What Action is Being Taken?
There is an opportunity to bring substance use disorder treatment and mainstream health care systems into alignment so that they can address a person’s overall health rather than treating one or the other in isolation from each other. This discussion is on the agendas of both the Federal government and Michigan legislature.
The initiative is based on Section 298 in the Public Act 268 of 2016. The Section 298 Initiative is a statewide effort to improve the coordination of physical health services and behavioral health services in Michigan.
This is a statewide effort is to “improve the coordination of behavioral and physical health services for individuals with mental illnesses, intellectual and developmental disabilities, and substance use disorders.”
Addressing the Issue on a Regional Level
This initiative has spurred the on-going conversation at Harbor Hall board meetings as to how to meet the changing practice polices as directed by the State of Michigan and the Federal government and to address to the best of our ability the ongoing opioid crisis. Harbor Hall has always recognized that integrating substance use disorder services with primary care and mental health treatment as being essential in successful recovery for many years. We cannot however, deny the facts that with the ongoing opioid crisis, the publication of the Surgeon Generals’ report and the State of Michigan 298 initiative, this treatment philosophy has become more relevant than ever to the services we provide in northern Michigan.
What Our Research Shows
In conducting our own research internally of the people who receive treatment services at Harbor Hall facilities, we have recognized some trends in Northern Michigan. Below is a synopsis of actual data as derived from information gathered at Harbor Hall over the past 3 years.
When combined, all opiates (prescription/heroin) in 2014 represented 50% of all admissions, in 2015 this decreased to 47% of all admissions and in 2016 it’s even lower: 46% of all admissions. We believe it is very clear that as prescribing practices of opiate type medications has changed (2016), and there has been a significant shift from prescription opiate addiction to heroin addiction. * (Poly abuse is abusing more than one drug at the same time, i.e. alcohol and opiates and cocaine.)

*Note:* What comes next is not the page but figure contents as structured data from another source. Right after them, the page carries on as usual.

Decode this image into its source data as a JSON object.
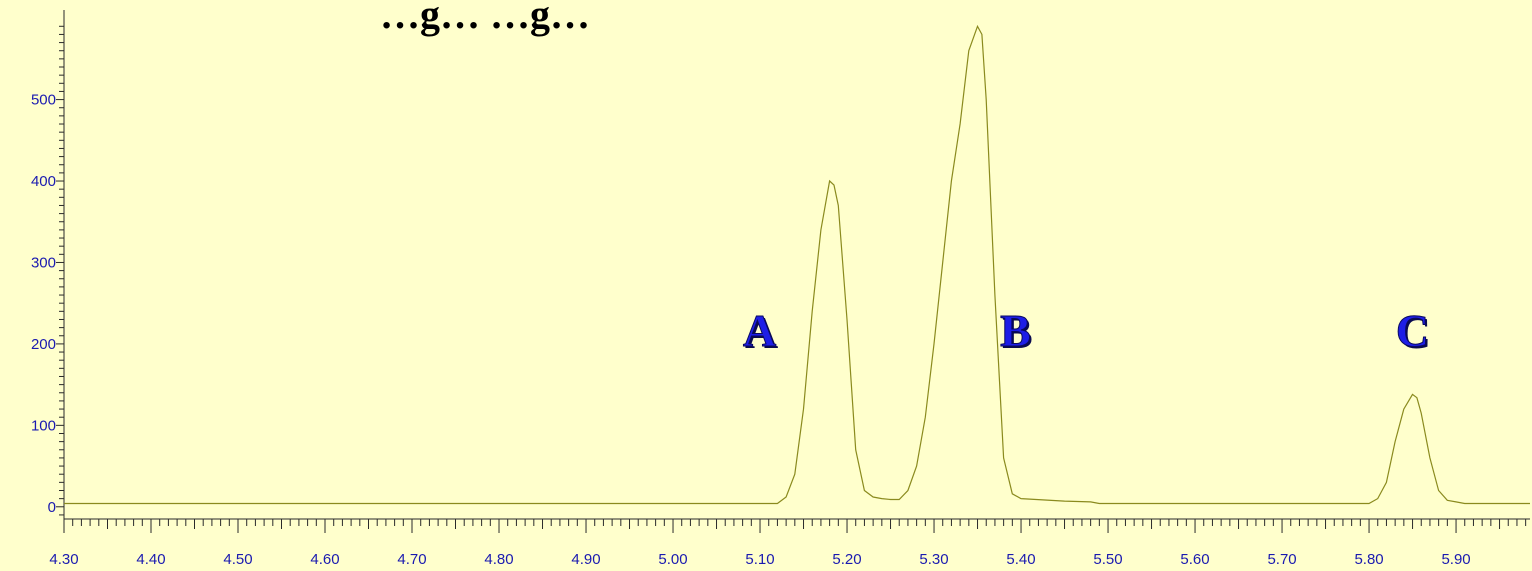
{
  "chart_data": {
    "type": "line",
    "title": "…g… …g…",
    "xlabel": "",
    "ylabel": "",
    "xlim": [
      4.3,
      5.985
    ],
    "ylim": [
      -15,
      610
    ],
    "x_ticks": [
      "4.30",
      "4.40",
      "4.50",
      "4.60",
      "4.70",
      "4.80",
      "4.90",
      "5.00",
      "5.10",
      "5.20",
      "5.30",
      "5.40",
      "5.50",
      "5.60",
      "5.70",
      "5.80",
      "5.90"
    ],
    "y_ticks": [
      "0",
      "100",
      "200",
      "300",
      "400",
      "500"
    ],
    "baseline": 4,
    "peaks": [
      {
        "label": "A",
        "x": 5.18,
        "y": 400
      },
      {
        "label": "B",
        "x": 5.35,
        "y": 590
      },
      {
        "label": "C",
        "x": 5.85,
        "y": 138
      }
    ],
    "series": [
      {
        "points": [
          [
            4.3,
            4
          ],
          [
            5.12,
            4
          ],
          [
            5.13,
            12
          ],
          [
            5.14,
            40
          ],
          [
            5.15,
            120
          ],
          [
            5.16,
            240
          ],
          [
            5.17,
            340
          ],
          [
            5.18,
            400
          ],
          [
            5.185,
            395
          ],
          [
            5.19,
            370
          ],
          [
            5.2,
            230
          ],
          [
            5.21,
            70
          ],
          [
            5.22,
            20
          ],
          [
            5.23,
            12
          ],
          [
            5.24,
            10
          ],
          [
            5.25,
            9
          ],
          [
            5.26,
            9
          ],
          [
            5.27,
            20
          ],
          [
            5.28,
            50
          ],
          [
            5.29,
            110
          ],
          [
            5.3,
            200
          ],
          [
            5.31,
            300
          ],
          [
            5.32,
            400
          ],
          [
            5.33,
            470
          ],
          [
            5.34,
            560
          ],
          [
            5.35,
            590
          ],
          [
            5.355,
            580
          ],
          [
            5.36,
            500
          ],
          [
            5.37,
            260
          ],
          [
            5.38,
            60
          ],
          [
            5.39,
            16
          ],
          [
            5.4,
            10
          ],
          [
            5.45,
            7
          ],
          [
            5.48,
            6
          ],
          [
            5.49,
            4
          ],
          [
            5.8,
            4
          ],
          [
            5.81,
            10
          ],
          [
            5.82,
            30
          ],
          [
            5.83,
            80
          ],
          [
            5.84,
            120
          ],
          [
            5.85,
            138
          ],
          [
            5.855,
            134
          ],
          [
            5.86,
            115
          ],
          [
            5.87,
            60
          ],
          [
            5.88,
            20
          ],
          [
            5.89,
            8
          ],
          [
            5.9,
            6
          ],
          [
            5.91,
            4
          ],
          [
            5.985,
            4
          ]
        ]
      }
    ],
    "colors": {
      "background": "#FFFFCC",
      "trace": "#8A8A1E",
      "axis": "#2A2A2A",
      "tick_label": "#1A1AB0",
      "peak_label": "#1E1EE6"
    },
    "grid": false
  }
}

Alcohol is Still the Leading Drug of Choice
With this data, alcohol admission numbers are just as alarming as the prescription opioid/heroin numbers. Our statistics shown above only addresses the clients’ primary drug of choice. Most people who have sought treatment at Harbor Hall are using more than one substance when they are admitted.
While the national spotlight seems to be shining on prescription opioids, we cannot ignore the years of data we have collected. This data matches what is happening nationally, however, our approach to this issue is to be pro-active, not reactive. The treatment methodologies at Harbor Hall have evolved with science, as science has changed the way we think about addiction.